Warum habt ihr nicht geschrieben, dass die Subventionen seit 10 Jahren
nicht wertangepasst wurden?

Statt der Bemerkung "Man ist antikapitalistisch und
anti(hetero)normativ" hätte ich mir von einer seriösen Zeitung
erwartet, dass sie die Arbeit der über 40 Gruppen im Amerlinghaus
dokumentiert und den LeserInnen überlässt, ob die Stadt Wien dieser
Arbeit braucht und daher fördern soll.

Die Bemerkung unter dem Foto von Stadtrat Oxonitsch verleitet zur
Annahme, dass die Förderung gegeben ist, wenn die Finanzen in Ordnung
sind. Nun, die Finanzen sind in Ordnung. Allerdings stehen die
Verantwortlichen vor dem Problem, dass sie für das Jahr 2014 bereits 5
Monatsgehälter zahlen mussten, von der Gemeinde für dieses Jahr noch
kein Geld erhalten haben und sich verpflichten mussten, keine Schulden
zu machen.

Ich war bei der Besetzung des Amerlinghauses dabei und bin seit dem
von Ihnen erwähnten Bruch (der damalige Obmann hat sich - um es
vorsichtig auszudrücken - nicht sehr solidarisch mit dem Amerlinghaus
verhalten) aus Solidarität im Vorstand des Amerlinghauses. Ich bin 65
und auch ein bisschen müde. Herbert Sburny ist noch älter. Und? Was
sagt das über das Amerlinghaus aus?

O.K. den Schaden habt ihr angerichtet. Was bleibt zu tun? Entschuldigt
euch für diesen Artikel und lasst die Hände von Zusammenhängen, die
ordentlich zu recherchieren ihr euch die Zeit nicht nehmen könnt oder
wollt. Oder: Reisst euch zusammen, recherchiert ordentlich (und das
geht über zwei Inteviews hinaus) und stellt die Zusammenhänge klar.

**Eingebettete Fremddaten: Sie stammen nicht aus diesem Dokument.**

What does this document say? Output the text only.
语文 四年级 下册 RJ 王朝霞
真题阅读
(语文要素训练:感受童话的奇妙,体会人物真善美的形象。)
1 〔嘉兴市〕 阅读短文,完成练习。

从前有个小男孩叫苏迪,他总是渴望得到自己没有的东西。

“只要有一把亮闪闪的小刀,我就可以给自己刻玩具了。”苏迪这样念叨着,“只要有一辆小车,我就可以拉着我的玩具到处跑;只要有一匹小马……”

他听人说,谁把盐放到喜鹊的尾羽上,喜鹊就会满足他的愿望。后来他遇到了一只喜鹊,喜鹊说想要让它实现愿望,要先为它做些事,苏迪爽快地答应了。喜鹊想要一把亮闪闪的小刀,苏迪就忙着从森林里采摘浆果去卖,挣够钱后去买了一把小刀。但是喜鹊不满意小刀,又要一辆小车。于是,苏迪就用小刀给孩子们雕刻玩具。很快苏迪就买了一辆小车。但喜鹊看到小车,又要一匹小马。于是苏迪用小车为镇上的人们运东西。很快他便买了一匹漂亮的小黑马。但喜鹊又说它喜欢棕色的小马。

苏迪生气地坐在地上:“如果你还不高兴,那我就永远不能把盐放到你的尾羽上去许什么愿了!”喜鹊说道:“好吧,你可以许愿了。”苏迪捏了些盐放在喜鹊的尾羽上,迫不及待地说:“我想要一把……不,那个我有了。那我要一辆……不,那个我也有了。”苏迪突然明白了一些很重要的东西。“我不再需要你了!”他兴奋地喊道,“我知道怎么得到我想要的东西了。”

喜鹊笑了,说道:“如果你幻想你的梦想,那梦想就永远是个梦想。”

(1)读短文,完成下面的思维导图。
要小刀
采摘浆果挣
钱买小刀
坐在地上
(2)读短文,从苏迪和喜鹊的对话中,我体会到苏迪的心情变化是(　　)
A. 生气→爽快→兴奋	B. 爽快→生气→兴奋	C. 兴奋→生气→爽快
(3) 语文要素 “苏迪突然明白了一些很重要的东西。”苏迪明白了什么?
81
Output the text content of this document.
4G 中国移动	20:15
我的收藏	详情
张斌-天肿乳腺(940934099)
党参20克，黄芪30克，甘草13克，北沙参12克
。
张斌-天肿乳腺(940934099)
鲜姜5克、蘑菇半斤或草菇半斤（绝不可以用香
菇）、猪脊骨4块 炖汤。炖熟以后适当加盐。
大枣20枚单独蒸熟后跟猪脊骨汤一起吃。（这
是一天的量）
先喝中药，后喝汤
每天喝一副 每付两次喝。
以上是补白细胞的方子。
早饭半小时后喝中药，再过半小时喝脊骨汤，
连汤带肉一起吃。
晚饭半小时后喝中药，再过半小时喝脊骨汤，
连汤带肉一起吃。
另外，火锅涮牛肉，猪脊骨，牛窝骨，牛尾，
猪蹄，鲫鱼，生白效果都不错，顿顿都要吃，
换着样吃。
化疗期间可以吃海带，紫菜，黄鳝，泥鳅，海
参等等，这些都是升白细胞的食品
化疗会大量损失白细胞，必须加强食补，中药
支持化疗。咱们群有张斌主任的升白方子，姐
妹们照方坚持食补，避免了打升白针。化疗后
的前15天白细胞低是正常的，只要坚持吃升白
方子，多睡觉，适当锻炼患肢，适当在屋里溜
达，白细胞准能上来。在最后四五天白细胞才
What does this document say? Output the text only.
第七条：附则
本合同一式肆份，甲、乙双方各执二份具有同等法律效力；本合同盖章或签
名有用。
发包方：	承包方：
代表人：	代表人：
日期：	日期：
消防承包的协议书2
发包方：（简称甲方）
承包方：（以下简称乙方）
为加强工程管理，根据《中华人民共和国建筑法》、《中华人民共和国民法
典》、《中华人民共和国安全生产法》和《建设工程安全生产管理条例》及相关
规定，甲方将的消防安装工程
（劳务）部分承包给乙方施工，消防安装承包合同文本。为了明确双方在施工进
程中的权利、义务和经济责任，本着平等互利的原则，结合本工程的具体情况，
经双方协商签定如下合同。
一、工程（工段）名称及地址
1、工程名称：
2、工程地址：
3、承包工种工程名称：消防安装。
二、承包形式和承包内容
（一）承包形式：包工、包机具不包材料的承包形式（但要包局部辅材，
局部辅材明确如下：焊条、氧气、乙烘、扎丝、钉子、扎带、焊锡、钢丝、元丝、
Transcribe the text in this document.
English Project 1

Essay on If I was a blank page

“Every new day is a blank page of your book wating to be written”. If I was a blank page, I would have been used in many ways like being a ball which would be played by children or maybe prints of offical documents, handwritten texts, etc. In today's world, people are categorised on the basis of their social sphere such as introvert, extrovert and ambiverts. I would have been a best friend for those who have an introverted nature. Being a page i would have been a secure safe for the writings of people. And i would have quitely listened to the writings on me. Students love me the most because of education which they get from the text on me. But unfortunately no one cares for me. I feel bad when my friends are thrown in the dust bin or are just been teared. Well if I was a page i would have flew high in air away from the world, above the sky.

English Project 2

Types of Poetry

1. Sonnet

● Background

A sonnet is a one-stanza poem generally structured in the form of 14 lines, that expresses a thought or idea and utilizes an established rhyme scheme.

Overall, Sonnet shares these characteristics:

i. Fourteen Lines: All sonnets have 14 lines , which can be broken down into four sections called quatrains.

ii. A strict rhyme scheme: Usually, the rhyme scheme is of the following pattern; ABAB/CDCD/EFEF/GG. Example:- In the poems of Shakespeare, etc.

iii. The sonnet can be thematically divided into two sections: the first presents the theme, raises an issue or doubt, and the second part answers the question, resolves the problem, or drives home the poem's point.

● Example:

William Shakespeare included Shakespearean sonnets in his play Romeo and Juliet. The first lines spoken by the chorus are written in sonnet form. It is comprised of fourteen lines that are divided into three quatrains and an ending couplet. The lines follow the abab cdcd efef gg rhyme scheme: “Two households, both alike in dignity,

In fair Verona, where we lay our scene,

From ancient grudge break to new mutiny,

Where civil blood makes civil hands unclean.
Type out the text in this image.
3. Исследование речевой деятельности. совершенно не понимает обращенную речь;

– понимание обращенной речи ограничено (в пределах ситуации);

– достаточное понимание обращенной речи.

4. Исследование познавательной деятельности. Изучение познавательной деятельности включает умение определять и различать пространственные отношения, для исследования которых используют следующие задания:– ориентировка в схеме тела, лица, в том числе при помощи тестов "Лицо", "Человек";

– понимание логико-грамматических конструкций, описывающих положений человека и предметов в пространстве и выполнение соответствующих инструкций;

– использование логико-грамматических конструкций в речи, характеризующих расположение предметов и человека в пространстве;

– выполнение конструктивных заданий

Nebenbei: Was hat sich Frau Tóth eigentlich dabei gedacht, als sie die
jüdische Herkunft des Kassiers erwähnt hat. Will ich´s wissen?
*Kurt Winterstein*

*
Und das Kulturzentrum Spittelberg erklärte in einer Aussendung:
*

Der Falter behauptet in seiner aktuellen Ausgabe, dass der Verein
Kulturzentrum Amerlinghaus seine Finanzen gegenüber der Stadt Wien
nicht offen legen würde. Das ist falsch. Tatsächlich legt der Verein
seine Finanzen selbstverständlich gegenüber der zuständigen
Magistratsabteilung vollständig offen. Die Vereinsfinanzen sind
absolut sauber und transparent. Das ist auch die Grundlage für die
Subventionserteilung der vergangenen Jahre.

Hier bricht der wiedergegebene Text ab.